La decisión de la alcaldesa Aranda de apartar a cercanos de Andrés Hurtado abre la puerta a cambios en las gerencias de IBAL, IMDRI, Infibagué y otras empresas públicas.
El reciente ajuste en el gabinete de la alcaldesa Johana Aranda, que dejó sin su cargo a varios secretarios cercanos al exmandatario Andrés Hurtado, plantea ahora si la sacudida también afectará a las cabezas de las entidades descentralizadas de la ciudad. Aquellos movimientos en secretarías como Infraestructura, Comunicaciones y Despacho General respondieron, según estrategas, al interés de la mandataria de distanciar su administración del influjo político de Hurtado y calmar las críticas del Centro Democrático.
Entre los puestos que podrían revisarse figuran las gerencias de servicios esenciales: Erika Palma (IBAL), Edilberto Pava (Infibagué), Sebastián Perdomo (IMDRI), Carlos José Corral (Gestora Urbana), Jorge Cabrera (USI) y Aquileo Medina (SETP). En particular, Perdomo estaría bajo lupa debido a tensiones con usuarios del IMDRI, mientras que Palma, al frente de la empresa de acueducto con reconocidos logros, es vista como la pieza más codiciada de la influencia hurtadista.
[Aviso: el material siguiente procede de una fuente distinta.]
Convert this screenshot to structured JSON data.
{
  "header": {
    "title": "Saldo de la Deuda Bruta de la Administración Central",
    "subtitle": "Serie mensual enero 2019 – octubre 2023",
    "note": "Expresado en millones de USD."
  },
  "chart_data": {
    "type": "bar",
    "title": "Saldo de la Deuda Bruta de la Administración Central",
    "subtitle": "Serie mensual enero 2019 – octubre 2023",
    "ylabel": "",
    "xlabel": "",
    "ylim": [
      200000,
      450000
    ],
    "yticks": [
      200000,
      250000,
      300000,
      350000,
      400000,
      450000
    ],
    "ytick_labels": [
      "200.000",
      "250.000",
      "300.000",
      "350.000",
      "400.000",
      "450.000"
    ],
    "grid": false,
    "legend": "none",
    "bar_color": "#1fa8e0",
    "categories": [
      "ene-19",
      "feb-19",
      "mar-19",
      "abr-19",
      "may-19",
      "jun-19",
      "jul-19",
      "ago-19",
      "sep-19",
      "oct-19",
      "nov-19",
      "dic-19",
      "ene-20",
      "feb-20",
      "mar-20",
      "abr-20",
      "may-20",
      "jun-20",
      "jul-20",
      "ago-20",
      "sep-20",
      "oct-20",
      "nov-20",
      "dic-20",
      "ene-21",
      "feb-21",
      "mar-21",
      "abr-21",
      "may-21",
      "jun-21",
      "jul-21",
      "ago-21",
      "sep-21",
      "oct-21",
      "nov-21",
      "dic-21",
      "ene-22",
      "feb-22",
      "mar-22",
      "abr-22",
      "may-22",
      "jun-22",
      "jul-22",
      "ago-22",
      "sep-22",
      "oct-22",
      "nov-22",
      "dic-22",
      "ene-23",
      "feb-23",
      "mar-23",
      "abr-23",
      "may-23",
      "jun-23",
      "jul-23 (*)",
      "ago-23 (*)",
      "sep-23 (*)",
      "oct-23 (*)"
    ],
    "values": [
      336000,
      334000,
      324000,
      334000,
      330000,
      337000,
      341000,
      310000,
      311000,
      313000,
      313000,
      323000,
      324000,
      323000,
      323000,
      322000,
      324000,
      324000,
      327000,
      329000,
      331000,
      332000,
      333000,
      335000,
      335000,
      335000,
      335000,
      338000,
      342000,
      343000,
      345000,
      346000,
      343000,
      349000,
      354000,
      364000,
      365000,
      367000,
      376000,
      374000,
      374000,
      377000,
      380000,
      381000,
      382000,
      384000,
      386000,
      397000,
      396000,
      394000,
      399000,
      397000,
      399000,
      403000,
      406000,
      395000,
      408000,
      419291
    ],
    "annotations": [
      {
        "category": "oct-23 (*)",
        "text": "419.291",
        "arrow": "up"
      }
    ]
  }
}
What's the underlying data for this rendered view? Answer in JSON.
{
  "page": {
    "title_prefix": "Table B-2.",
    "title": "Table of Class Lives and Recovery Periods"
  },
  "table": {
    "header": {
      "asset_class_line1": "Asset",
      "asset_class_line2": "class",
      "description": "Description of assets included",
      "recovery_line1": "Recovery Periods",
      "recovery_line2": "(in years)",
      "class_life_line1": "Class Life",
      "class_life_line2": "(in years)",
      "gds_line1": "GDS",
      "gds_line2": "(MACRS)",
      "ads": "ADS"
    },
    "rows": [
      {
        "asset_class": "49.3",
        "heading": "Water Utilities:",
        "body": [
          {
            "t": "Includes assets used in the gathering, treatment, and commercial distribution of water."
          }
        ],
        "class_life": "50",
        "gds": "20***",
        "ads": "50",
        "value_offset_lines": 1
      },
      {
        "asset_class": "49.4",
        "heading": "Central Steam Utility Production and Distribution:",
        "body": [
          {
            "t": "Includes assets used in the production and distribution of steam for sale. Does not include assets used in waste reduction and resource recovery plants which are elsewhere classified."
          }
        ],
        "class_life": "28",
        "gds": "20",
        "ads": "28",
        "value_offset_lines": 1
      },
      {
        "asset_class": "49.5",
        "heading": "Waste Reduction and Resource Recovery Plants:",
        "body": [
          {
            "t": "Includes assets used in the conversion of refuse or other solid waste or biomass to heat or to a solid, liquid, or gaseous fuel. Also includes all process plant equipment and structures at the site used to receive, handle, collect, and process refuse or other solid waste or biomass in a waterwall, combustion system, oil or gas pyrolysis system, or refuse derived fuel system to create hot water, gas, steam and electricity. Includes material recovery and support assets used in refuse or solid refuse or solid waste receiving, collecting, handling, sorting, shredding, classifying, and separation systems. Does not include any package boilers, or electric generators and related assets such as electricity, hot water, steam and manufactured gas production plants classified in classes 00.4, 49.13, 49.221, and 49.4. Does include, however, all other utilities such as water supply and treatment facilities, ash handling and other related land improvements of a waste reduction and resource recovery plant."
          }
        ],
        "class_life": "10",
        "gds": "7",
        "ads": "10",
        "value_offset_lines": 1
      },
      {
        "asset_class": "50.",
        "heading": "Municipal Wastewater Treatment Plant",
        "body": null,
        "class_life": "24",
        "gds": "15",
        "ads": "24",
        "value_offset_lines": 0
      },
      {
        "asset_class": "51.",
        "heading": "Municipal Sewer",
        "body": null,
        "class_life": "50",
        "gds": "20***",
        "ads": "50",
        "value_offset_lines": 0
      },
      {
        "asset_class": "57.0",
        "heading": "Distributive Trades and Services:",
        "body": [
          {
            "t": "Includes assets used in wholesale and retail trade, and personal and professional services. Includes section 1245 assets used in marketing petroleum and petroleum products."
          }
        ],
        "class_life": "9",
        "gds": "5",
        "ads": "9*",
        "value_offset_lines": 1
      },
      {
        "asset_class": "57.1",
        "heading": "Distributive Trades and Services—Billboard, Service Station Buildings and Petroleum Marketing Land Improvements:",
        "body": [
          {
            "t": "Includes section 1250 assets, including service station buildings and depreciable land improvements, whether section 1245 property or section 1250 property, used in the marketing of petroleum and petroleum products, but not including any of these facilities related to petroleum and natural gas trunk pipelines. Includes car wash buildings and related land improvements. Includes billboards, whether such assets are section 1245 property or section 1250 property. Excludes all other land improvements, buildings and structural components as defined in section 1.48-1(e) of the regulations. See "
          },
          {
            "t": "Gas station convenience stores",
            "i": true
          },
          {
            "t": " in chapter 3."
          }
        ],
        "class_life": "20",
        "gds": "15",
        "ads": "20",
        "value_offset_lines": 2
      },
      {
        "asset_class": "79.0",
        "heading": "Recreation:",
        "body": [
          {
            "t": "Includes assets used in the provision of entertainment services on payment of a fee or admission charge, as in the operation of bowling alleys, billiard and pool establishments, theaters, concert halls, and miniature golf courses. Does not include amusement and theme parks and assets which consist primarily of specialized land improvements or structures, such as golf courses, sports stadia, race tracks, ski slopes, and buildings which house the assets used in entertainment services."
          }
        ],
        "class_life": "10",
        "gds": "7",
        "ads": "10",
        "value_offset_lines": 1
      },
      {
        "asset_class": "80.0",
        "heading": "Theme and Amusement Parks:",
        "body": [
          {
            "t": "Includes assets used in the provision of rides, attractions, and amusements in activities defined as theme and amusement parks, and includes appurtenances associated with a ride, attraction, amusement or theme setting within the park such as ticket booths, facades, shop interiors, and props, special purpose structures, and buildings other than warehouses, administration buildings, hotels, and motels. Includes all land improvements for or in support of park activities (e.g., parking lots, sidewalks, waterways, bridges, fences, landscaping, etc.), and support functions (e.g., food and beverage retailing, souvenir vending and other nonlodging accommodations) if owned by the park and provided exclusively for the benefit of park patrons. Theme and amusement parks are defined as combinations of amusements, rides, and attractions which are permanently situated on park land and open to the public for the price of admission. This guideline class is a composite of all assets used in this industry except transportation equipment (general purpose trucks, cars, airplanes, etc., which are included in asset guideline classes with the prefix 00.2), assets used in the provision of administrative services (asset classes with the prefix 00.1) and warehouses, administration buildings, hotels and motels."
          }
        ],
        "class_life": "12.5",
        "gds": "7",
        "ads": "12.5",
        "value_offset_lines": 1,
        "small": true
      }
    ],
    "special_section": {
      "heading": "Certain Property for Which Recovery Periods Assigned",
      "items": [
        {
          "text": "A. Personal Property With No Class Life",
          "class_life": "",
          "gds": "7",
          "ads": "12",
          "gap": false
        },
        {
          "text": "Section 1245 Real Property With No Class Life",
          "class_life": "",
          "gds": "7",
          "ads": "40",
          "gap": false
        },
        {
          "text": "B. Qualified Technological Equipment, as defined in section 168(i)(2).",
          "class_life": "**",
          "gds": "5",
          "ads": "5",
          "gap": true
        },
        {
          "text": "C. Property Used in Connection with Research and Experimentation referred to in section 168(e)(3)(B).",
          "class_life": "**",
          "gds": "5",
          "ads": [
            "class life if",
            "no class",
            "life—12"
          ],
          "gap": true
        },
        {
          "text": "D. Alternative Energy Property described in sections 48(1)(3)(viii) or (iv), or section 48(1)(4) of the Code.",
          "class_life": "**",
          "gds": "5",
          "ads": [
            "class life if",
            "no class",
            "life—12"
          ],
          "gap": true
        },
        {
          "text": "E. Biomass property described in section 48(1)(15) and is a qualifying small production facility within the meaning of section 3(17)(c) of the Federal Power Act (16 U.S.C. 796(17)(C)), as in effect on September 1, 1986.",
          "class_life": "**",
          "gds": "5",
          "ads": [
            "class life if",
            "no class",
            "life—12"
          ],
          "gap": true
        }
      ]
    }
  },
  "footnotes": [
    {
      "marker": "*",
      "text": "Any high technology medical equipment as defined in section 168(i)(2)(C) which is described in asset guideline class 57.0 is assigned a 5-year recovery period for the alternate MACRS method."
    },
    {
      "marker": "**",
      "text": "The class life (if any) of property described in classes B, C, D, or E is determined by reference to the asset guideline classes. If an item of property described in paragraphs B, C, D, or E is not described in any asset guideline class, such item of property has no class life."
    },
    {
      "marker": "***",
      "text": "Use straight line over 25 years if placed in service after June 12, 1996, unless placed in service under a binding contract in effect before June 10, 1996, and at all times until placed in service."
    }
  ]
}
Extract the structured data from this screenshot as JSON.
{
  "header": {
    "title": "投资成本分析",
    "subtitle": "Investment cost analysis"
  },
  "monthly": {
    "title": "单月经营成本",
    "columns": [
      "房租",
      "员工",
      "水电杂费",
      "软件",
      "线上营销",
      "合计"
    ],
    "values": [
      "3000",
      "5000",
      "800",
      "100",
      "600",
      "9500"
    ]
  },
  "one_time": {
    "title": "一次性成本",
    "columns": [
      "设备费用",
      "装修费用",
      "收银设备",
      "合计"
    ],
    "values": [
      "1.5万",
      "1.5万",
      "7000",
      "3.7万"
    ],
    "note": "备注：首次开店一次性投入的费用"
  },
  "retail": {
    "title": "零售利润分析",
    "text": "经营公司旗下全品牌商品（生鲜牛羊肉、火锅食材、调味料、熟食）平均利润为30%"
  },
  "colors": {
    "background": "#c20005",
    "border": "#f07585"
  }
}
En contraste, el gerente de Ibagué Limpia, Milton Restrepo, parece contar con la confianza total de Aranda, gracias a una gestión sin mayores tropiezos.
Con esta ola de remociones en el nivel directivo, la Alcaldía busca consolidar su independencia en el escenario local y responder al llamado de su alianza política de dar voz a otros sectores. La próxima semana, en la próxima sesión de gabinete, podría confirmarse si estas forjas de poder finalmente alcanzan a las empresas públicas de Ibagué.